Eau Turquoise était morte la veille ... Oh, bien tendu son fils avait pleuré sa mort, bien qu'il ne l'avait jamais extériorisée. Elle était partie alors que lui était rongé par les remords, quel enfant indigne avait-il pu faire. Pourtant, il n'avait pas hésité à la veiller toute la nuit, malgré la tristesse qui lui pesait lourd.
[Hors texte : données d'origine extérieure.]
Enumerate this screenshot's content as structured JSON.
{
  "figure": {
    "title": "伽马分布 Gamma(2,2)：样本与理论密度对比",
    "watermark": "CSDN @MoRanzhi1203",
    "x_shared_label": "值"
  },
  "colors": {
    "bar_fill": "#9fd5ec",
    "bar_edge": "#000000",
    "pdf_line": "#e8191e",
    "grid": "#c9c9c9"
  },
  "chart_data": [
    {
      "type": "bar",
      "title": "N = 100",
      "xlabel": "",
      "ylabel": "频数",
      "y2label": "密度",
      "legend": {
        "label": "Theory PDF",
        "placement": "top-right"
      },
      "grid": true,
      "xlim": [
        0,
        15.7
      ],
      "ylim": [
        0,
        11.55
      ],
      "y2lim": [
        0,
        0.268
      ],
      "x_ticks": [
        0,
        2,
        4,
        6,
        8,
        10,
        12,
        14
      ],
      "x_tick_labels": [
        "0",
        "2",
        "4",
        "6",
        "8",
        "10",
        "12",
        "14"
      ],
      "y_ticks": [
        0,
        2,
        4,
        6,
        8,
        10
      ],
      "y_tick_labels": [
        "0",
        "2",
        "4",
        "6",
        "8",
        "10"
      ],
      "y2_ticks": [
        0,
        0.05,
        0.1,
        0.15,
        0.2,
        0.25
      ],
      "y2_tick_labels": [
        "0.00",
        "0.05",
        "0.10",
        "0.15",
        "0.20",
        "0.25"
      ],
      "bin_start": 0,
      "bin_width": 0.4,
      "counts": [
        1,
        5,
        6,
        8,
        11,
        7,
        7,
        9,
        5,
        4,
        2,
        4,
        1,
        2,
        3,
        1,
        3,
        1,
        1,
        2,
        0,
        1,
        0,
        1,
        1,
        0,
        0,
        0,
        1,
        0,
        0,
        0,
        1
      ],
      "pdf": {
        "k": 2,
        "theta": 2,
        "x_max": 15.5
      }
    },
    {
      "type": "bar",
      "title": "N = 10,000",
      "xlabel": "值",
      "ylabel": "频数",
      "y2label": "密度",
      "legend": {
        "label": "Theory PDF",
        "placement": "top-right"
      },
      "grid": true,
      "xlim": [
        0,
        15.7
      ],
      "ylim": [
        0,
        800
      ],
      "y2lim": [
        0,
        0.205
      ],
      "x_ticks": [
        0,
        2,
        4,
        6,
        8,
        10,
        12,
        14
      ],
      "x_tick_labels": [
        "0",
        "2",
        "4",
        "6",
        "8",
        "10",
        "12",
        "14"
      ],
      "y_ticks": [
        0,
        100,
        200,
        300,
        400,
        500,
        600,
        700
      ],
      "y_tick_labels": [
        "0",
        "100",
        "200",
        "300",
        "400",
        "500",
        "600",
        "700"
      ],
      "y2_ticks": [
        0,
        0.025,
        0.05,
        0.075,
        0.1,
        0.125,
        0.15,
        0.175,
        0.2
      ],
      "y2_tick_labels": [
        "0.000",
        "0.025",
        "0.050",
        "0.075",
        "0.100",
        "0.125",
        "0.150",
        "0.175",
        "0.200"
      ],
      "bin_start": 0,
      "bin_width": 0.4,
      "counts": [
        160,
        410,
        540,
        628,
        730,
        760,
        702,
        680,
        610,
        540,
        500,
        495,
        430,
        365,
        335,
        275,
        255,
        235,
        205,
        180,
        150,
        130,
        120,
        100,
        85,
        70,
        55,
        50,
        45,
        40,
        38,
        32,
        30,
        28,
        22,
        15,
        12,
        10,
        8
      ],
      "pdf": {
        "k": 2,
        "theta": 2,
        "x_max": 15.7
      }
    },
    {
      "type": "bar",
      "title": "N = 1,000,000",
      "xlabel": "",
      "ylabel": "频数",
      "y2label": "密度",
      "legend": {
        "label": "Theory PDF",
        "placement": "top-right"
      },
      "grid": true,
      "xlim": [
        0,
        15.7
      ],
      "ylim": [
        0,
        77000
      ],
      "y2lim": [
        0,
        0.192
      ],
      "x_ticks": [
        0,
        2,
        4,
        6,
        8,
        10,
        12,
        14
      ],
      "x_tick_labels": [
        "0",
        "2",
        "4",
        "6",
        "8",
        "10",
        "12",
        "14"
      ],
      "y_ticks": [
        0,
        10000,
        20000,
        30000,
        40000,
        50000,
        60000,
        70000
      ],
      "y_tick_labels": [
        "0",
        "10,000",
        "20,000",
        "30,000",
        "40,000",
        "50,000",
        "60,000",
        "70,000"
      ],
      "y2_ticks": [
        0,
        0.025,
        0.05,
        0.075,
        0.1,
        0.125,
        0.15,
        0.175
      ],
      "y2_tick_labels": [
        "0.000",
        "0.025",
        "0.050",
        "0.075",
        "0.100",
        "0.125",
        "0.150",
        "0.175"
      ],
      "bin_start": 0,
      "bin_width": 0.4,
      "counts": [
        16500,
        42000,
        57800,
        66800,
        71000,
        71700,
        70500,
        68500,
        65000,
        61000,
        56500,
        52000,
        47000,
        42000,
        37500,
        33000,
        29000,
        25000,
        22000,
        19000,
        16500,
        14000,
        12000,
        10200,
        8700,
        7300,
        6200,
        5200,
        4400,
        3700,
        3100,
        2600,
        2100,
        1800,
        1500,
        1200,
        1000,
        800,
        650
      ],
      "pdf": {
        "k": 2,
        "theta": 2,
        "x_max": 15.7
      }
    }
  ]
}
Mais son décès était accompagné par le changement de météo. Il pleuvait, ils étaient en automne. Fierté du Blaireau contempla le spectacle de ses faibles yeux bleus, rongés par le chagrin. Une moue amer dessinée sur ses babines, il pensa à se retourner dans sa litière ... Et pourtant, il avait tant envie de retrouver sa mère plutôt que de se morfondre. Alors il allait se recueillir.

Le matou bicolore se leva avec lenteur, découvrant chaque parcelles de son corps puisque ankylosé à cause de cette journée, passée à être couché. C'est donc le regard quelque peu vide, qu'il se dirigea vers la tombe d'Eau Turquoise, dans l'idée de pouvoir rester avec elle, juste une fois ...

Las dans ses mouvements, il finit cependant par arriver près de cet endroit sombre, construit par le chagrin et les regrets. Le guerrier soupira, comme pour se rassurer face à cette épreuve alors, il s'avança toujours plus, jusqu'à entendre une voix familière. C'était Museau Bleu, la lieutenante et une bonne amie de la famille. Le félin voulut sourire, mais le cœur n'y était pas alors il s'abstint. Il continua donc sa route, s'apprêtant à la rejoindre ... Elle qui devait sûrement se recueillir sur cette terre fraîchement retournée.

Mais ... Des paroles rudes de sens lui sautèrent au visage.

« [...] Je voulais juste te dire merci d'avoir été la maman que je n'ai jamais pu être, pour Méduse, Blaireau et Ambroisie, merci pour tout ce que tu leur as offert, et pour les personnes merveilleuses qu'ils sont devenus grâce à toi. Je... Je suis tellement désolée, Eau Turquoise. Pour tout. Et merci. »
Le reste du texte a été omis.